The trustees have entirely ignored this positive provision of the will. By thus doing, it is claimed, the respondent George J. Gould, was able to enter into the financial transactions above referred to. All the papers submitted show that he has had the entire estate practically under his control. The failure to create the six separate trusts was in direct defiance of the most positive directions of the testator; it tended to violate the statute against perpetuities and defeated the entire plan of the testator in the distribution of his estate. It deprived and continues to deprive each beneficiary of the protection and security which would have followed the separation of his or her fund. The creation of the separate trusts would have avoided the loss of one of the trusts being borne by the others. It would have avoided the anomalous position of a trustee being also the beneficiary. It would have prevented the use of the entire estate in individual business enterprises, and would have enabled each beneficiary to know approximately the extent of his or her interest.

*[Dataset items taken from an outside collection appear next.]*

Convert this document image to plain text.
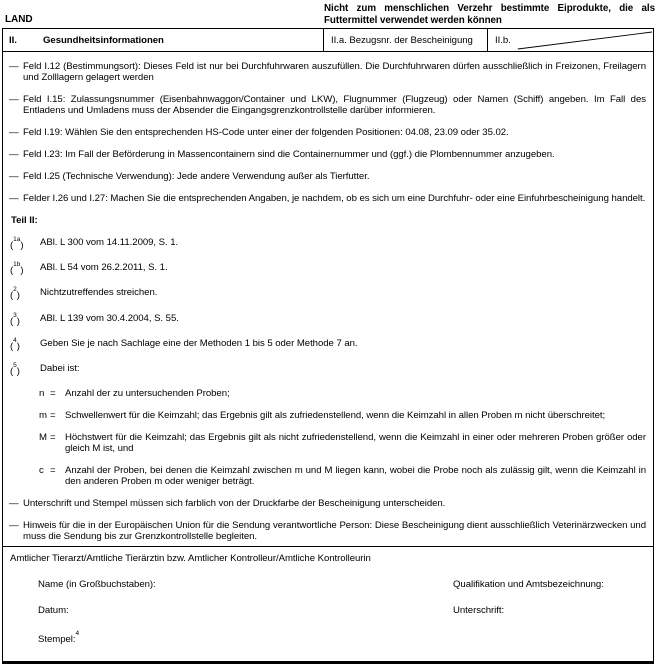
LAND
Nicht zum menschlichen Verzehr bestimmte Eiprodukte, die als Futtermittel verwendet werden können
II.	Gesundheitsinformationen	II.a. Bezugsnr. der Bescheinigung	II.b.
— Feld I.12 (Bestimmungsort): Dieses Feld ist nur bei Durchfuhrwaren auszufüllen. Die Durchfuhrwaren dürfen ausschließlich in Freizonen, Freilagern und Zolllagern gelagert werden
— Feld I.15: Zulassungsnummer (Eisenbahnwaggon/Container und LKW), Flugnummer (Flugzeug) oder Namen (Schiff) angeben. Im Fall des Entladens und Umladens muss der Absender die Eingangsgrenzkontrollstelle darüber informieren.
— Feld I.19: Wählen Sie den entsprechenden HS-Code unter einer der folgenden Positionen: 04.08, 23.09 oder 35.02.
— Feld I.23: Im Fall der Beförderung in Massencontainern sind die Containernummer und (ggf.) die Plombennummer anzugeben.
— Feld I.25 (Technische Verwendung): Jede andere Verwendung außer als Tierfutter.
— Felder I.26 und I.27: Machen Sie die entsprechenden Angaben, je nachdem, ob es sich um eine Durchfuhr- oder eine Einfuhrbescheinigung handelt.
Teil II:
($^{1a}$)	ABl. L 300 vom 14.11.2009, S. 1.
($^{1b}$)	ABl. L 54 vom 26.2.2011, S. 1.
($^2$)	Nichtzutreffendes streichen.
($^3$)	ABl. L 139 vom 30.4.2004, S. 55.
($^4$)	Geben Sie je nach Sachlage eine der Methoden 1 bis 5 oder Methode 7 an.
($^5$)	Dabei ist:
n = Anzahl der zu untersuchenden Proben;
m = Schwellenwert für die Keimzahl; das Ergebnis gilt als zufriedenstellend, wenn die Keimzahl in allen Proben m nicht überschreitet;
M = Höchstwert für die Keimzahl; das Ergebnis gilt als nicht zufriedenstellend, wenn die Keimzahl in einer oder mehreren Proben größer oder gleich M ist, und
c = Anzahl der Proben, bei denen die Keimzahl zwischen m und M liegen kann, wobei die Probe noch als zulässig gilt, wenn die Keimzahl in den anderen Proben m oder weniger beträgt.
— Unterschrift und Stempel müssen sich farblich von der Druckfarbe der Bescheinigung unterscheiden.
— Hinweis für die in der Europäischen Union für die Sendung verantwortliche Person: Diese Bescheinigung dient ausschließlich Veterinärzwecken und muss die Sendung bis zur Grenzkontrollstelle begleiten.
Amtlicher Tierarzt/Amtliche Tierärztin bzw. Amtlicher Kontrolleur/Amtliche Kontrolleurin
Name (in Großbuchstaben):	Qualifikation und Amtsbezeichnung:
Datum:	Unterschrift:
Stempel:$^4$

It would seem unnecessary to cite judicial authorities to sustain the determination that the absolute and continued refusal of a testamentary trustee to obey the proper expressed directions of the testator is legal ground for his removal. The trustee is appointed expressly for that purpose, and when he persistently and intentionally refuses to perform the very purpose for which he is appointed, and acts directly contrary to that purpose, he should not be allowed to remain as

trustee.

There is, however, judicial authority holding that the refusal or neglect of a testamentary trustee to follow the legal instructions of the testator is ground for removal. Matter of Hoysradt, 20 Misc. Rep.